"Kem aletle kemalat olmaz." Bir atasözü.
Dilin, bir başka deyişle kelimelerin de birer alet yani araç olduğunu düşünecek olursak kötü malzeme kullanarak iyi netice elde etmenin zor olduğunu, yanlış kullanımların gazeteciliğe verdiği zararı anlarız.
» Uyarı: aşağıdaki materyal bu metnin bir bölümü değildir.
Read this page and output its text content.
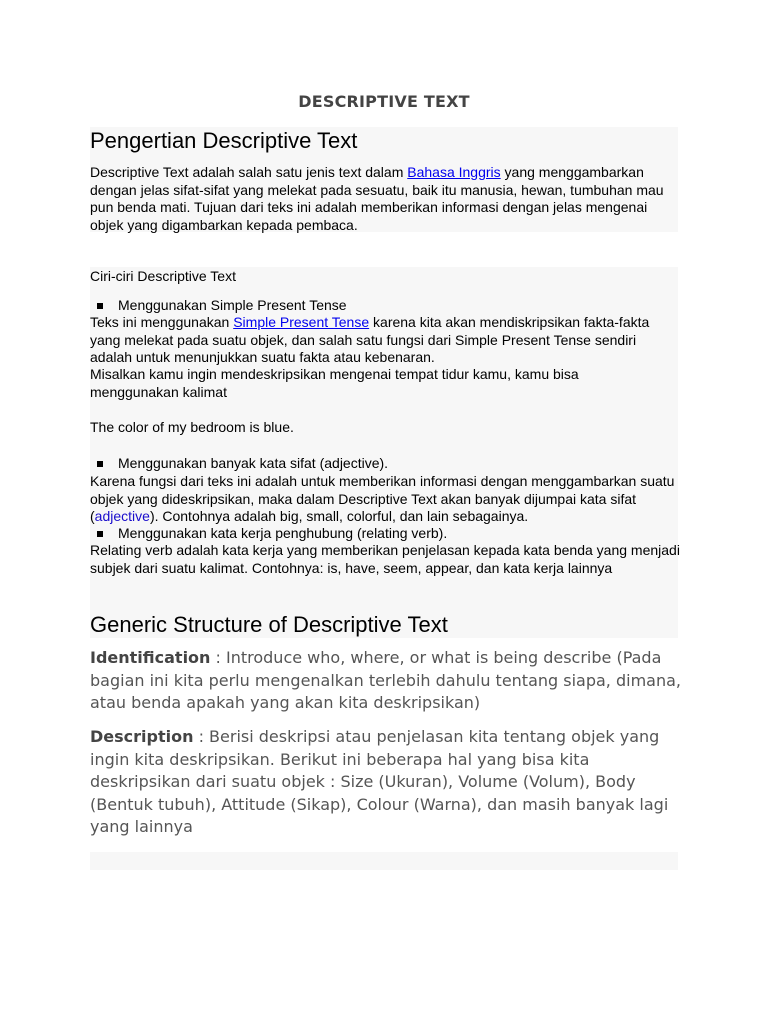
DESCRIPTIVE TEXT
Pengertian Descriptive Text
Descriptive Text adalah salah satu jenis text dalam Bahasa Inggris yang menggambarkan dengan jelas sifat-sifat yang melekat pada sesuatu, baik itu manusia, hewan, tumbuhan mau pun benda mati. Tujuan dari teks ini adalah memberikan informasi dengan jelas mengenai objek yang digambarkan kepada pembaca.
Ciri-ciri Descriptive Text
Menggunakan Simple Present Tense
Teks ini menggunakan Simple Present Tense karena kita akan mendiskripsikan fakta-fakta yang melekat pada suatu objek, dan salah satu fungsi dari Simple Present Tense sendiri adalah untuk menunjukkan suatu fakta atau kebenaran.
Misalkan kamu ingin mendeskripsikan mengenai tempat tidur kamu, kamu bisa menggunakan kalimat
The color of my bedroom is blue.
Menggunakan banyak kata sifat (adjective).
Karena fungsi dari teks ini adalah untuk memberikan informasi dengan menggambarkan suatu objek yang dideskripsikan, maka dalam Descriptive Text akan banyak dijumpai kata sifat (adjective). Contohnya adalah big, small, colorful, dan lain sebagainya.
Menggunakan kata kerja penghubung (relating verb).
Relating verb adalah kata kerja yang memberikan penjelasan kepada kata benda yang menjadi subjek dari suatu kalimat. Contohnya: is, have, seem, appear, dan kata kerja lainnya
Generic Structure of Descriptive Text
Identification : Introduce who, where, or what is being describe (Pada bagian ini kita perlu mengenalkan terlebih dahulu tentang siapa, dimana, atau benda apakah yang akan kita deskripsikan)
Description : Berisi deskripsi atau penjelasan kita tentang objek yang ingin kita deskripsikan. Berikut ini beberapa hal yang bisa kita deskripsikan dari suatu objek : Size (Ukuran), Volume (Volum), Body (Bentuk tubuh), Attitude (Sikap), Colour (Warna), dan masih banyak lagi yang lainnya
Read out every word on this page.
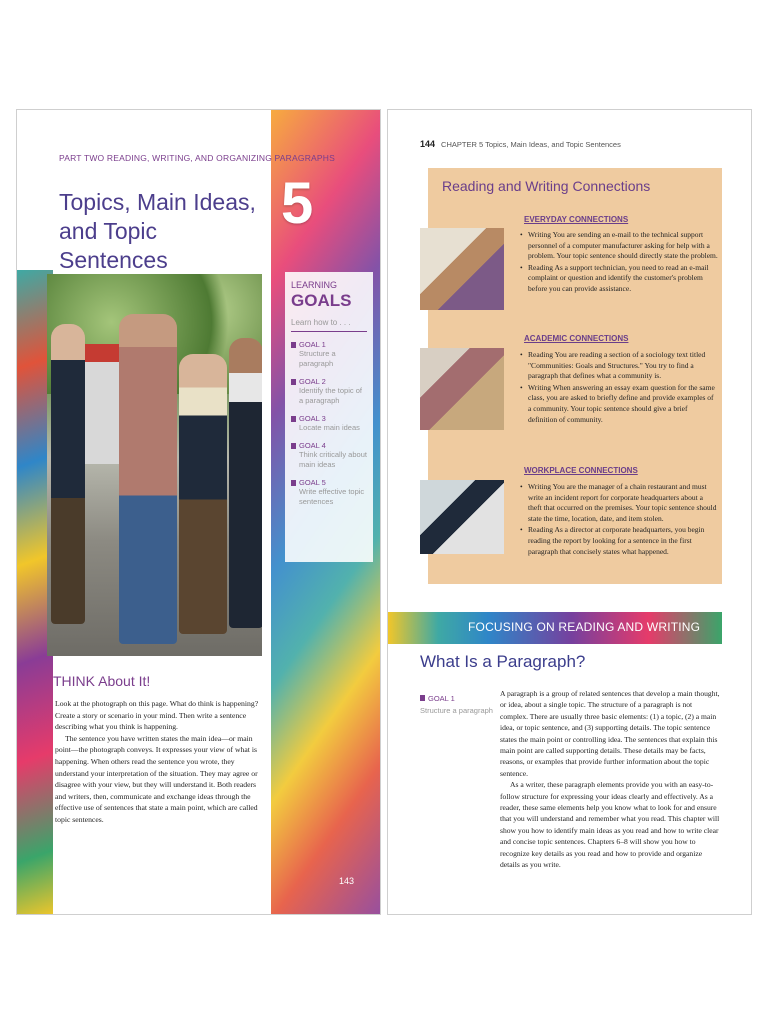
5
PART TWO READING, WRITING, AND ORGANIZING PARAGRAPHS
Topics, Main Ideas, and Topic Sentences
LEARNING
GOALS
Learn how to . . .
GOAL 1
Structure a paragraph
GOAL 2
Identify the topic of a paragraph
GOAL 3
Locate main ideas
GOAL 4
Think critically about main ideas
GOAL 5
Write effective topic sentences
THINK About It!

Look at the photograph on this page. What do think is happening? Create a story or scenario in your mind. Then write a sentence describing what you think is happening.

The sentence you have written states the main idea—or main point—the photograph conveys. It expresses your view of what is happening. When others read the sentence you wrote, they understand your interpretation of the situation. They may agree or disagree with your view, but they will understand it. Both readers and writers, then, communicate and exchange ideas through the effective use of sentences that state a main point, which are called topic sentences.

143
144 CHAPTER 5 Topics, Main Ideas, and Topic Sentences
Reading and Writing Connections
EVERYDAY CONNECTIONS
• Writing You are sending an e-mail to the technical support personnel of a computer manufacturer asking for help with a problem. Your topic sentence should directly state the problem.
• Reading As a support technician, you need to read an e-mail complaint or question and identify the customer's problem before you can provide assistance.
ACADEMIC CONNECTIONS
• Reading You are reading a section of a sociology text titled "Communities: Goals and Structures." You try to find a paragraph that defines what a community is.
• Writing When answering an essay exam question for the same class, you are asked to briefly define and provide examples of a community. Your topic sentence should give a brief definition of community.
WORKPLACE CONNECTIONS
• Writing You are the manager of a chain restaurant and must write an incident report for corporate headquarters about a theft that occurred on the premises. Your topic sentence should state the time, location, date, and item stolen.
• Reading As a director at corporate headquarters, you begin reading the report by looking for a sentence in the first paragraph that concisely states what happened.
FOCUSING ON READING AND WRITING
What Is a Paragraph?
GOAL 1
Structure a paragraph

A paragraph is a group of related sentences that develop a main thought, or idea, about a single topic. The structure of a paragraph is not complex. There are usually three basic elements: (1) a topic, (2) a main idea, or topic sentence, and (3) supporting details. The topic sentence states the main point or controlling idea. The sentences that explain this main point are called supporting details. These details may be facts, reasons, or examples that provide further information about the topic sentence.

As a writer, these paragraph elements provide you with an easy-to-follow structure for expressing your ideas clearly and effectively. As a reader, these same elements help you know what to look for and ensure that you will understand and remember what you read. This chapter will show you how to identify main ideas as you read and how to write clear and concise topic sentences. Chapters 6–8 will show you how to recognize key details as you read and how to provide and organize details as you write.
Pusu... İnfaz... Kurşuna dizmek... Gasp... Bu kelimelere gazete sayfalarında çok sık rastlıyoruz. Ne yazık ki, haber değeri olan kelimeler bunlar... Ve yine ne yazık ki zaman zaman gerçek anlamlarını yansıtmayacak şekilde ve yanlış kullanılıyorlar. Geçtiğimiz hafta Sabah'ta olduğu gibi. TDK Güncel Türkçe Sözlük'te 'pusu' kelimesinin anlamı şöyle verilmiş: "Birine saldırmak için saklanarak beklenilen yer." Bazen bu 'bekleme ve saldırma' eylemine de pusu deniyor. Pusuya yatmak, pusu kurmak gibi türevleri var. Ama bütün anlamlarda 'saldırı amacıyla bir yere saklanarak beklemek' söz konusu. Hal böyleyken, 21 Mart 2014 tarihli Sabah'ın ilk sayfasında yer alan Dış Terör Pususu haberinde neden pusu kelimesinin kullanıldığını anlamak mümkün değil. Orada bir saklanma değil karşılaşma ve çatışma söz konusu. Benzer bir sorunu 'infaz' kelimesi ile de yaşıyoruz. Okurlarımızın dikkatini çekiyor ve sık sık uyarıyorlar. 'Mafya'dan Sokak Ortasında Kanlı İnfaz', 'Eski Eşe İnfaz' türünden başlıkların yanlış olduğunu söylüyorlar. Haklılar. Öncelikle 'infaz' uygulamak, yerine getirmek demek. Öldürmek anlamında kullanılamaz. Kaldı ki infazın bir başka şartı da uygulanacak kararın resmi ve hukuki kurumlar tarafından alınmış olmasıdır. Artık kaldırılmış olan idam cezasının infazında olduğu gibi. Bir kişinin 'infaz yöntemi' adı verilen yöntemle öldürülmüş olması da durumu değiştirmez. (Emekli öğretmen arabasında kafasına sıkılan tek kurşunla infaz edildi vs.) Şu halde bu neviden olaylarda 'infaz' yerine 'cinayet', 'suikast' ve 'öldürmek' gibi kelimeleri kullanmak daha doğru olacaktır.
İnsan gasp edilmez
Geçtiğimiz hafta Kars'ta üzücü bir olay yaşadık. Türkiye İstatistik Kurumu'nun bir çalışanı, yedi çalışma arkadaşını öldürdü. Bu olay verilirken Sabah dahil birçok gazetede 'kurşuna dizmek' ve 'katliam' kelimelerine rastladık. Kurşuna dizmek "Verilen ölüm cezasının bir askeri kıta tarafından yerine getirilmesi" anlamına geliyor ve artık tarih olmuş bir uygulama. Katliam ise kısaca 'kırım' anlamına geliyor. Her iki kelime de olayı anlatmak için doğru seçimler değil. Bunların yerine silahlı saldırı ve belki de kurşun yağdırmak kullanılabilirdi. Gasp konusu artık galat haline gelmek üzere... 20 Mart 2014 tarihli Sabah'ın üçüncü sayfasında Geri Dönmeyen Eşini Gasp Etti başlıklı bir haber var. Bir tarama yaptığımızda gasp kelimesinin onlarca benzer ve yanlış kullanımına rastlıyoruz. Oysa kişi değil meta gasp edilir. Kelimenin anlamı: "Bir malın, sahibinin izni olmadan ve zorla alınmasıdır." Bu alma eyleminin neticesinde gasp edilen şey kişi değil eşya olur. Cüzdan, mücevher ve para gibi. Sözü edilen haberde, gasp edildiği iddia edilen eşyalar alyans, bilezik ve yüzüktür; geri dönmeyen eş değil. Bu tür yanlış kullanımlara birkaç örnek daha verelim: Ölü ele geçirildi... Mal ya da eşya ele geçirilebilir. Silah, uyuşturucu vs. Ama insan ele geçirilmez. Terörle mücadele jargonu çerçevesinde gazeteciliğe sızan bu kullanım yanlıştır. Terör örgütlerinin ölülerini çatışma alanında bırakmayıp taşıma ihtimali de bu durumu değiştirmez.
Zorla tecavüz edildi... Tecavüz adı üzerinde 'zor' içeren bir terimdir. Bunun ayrıca belirtilmesi kelimenin anlamına vakıf olmamaktan kaynaklanır.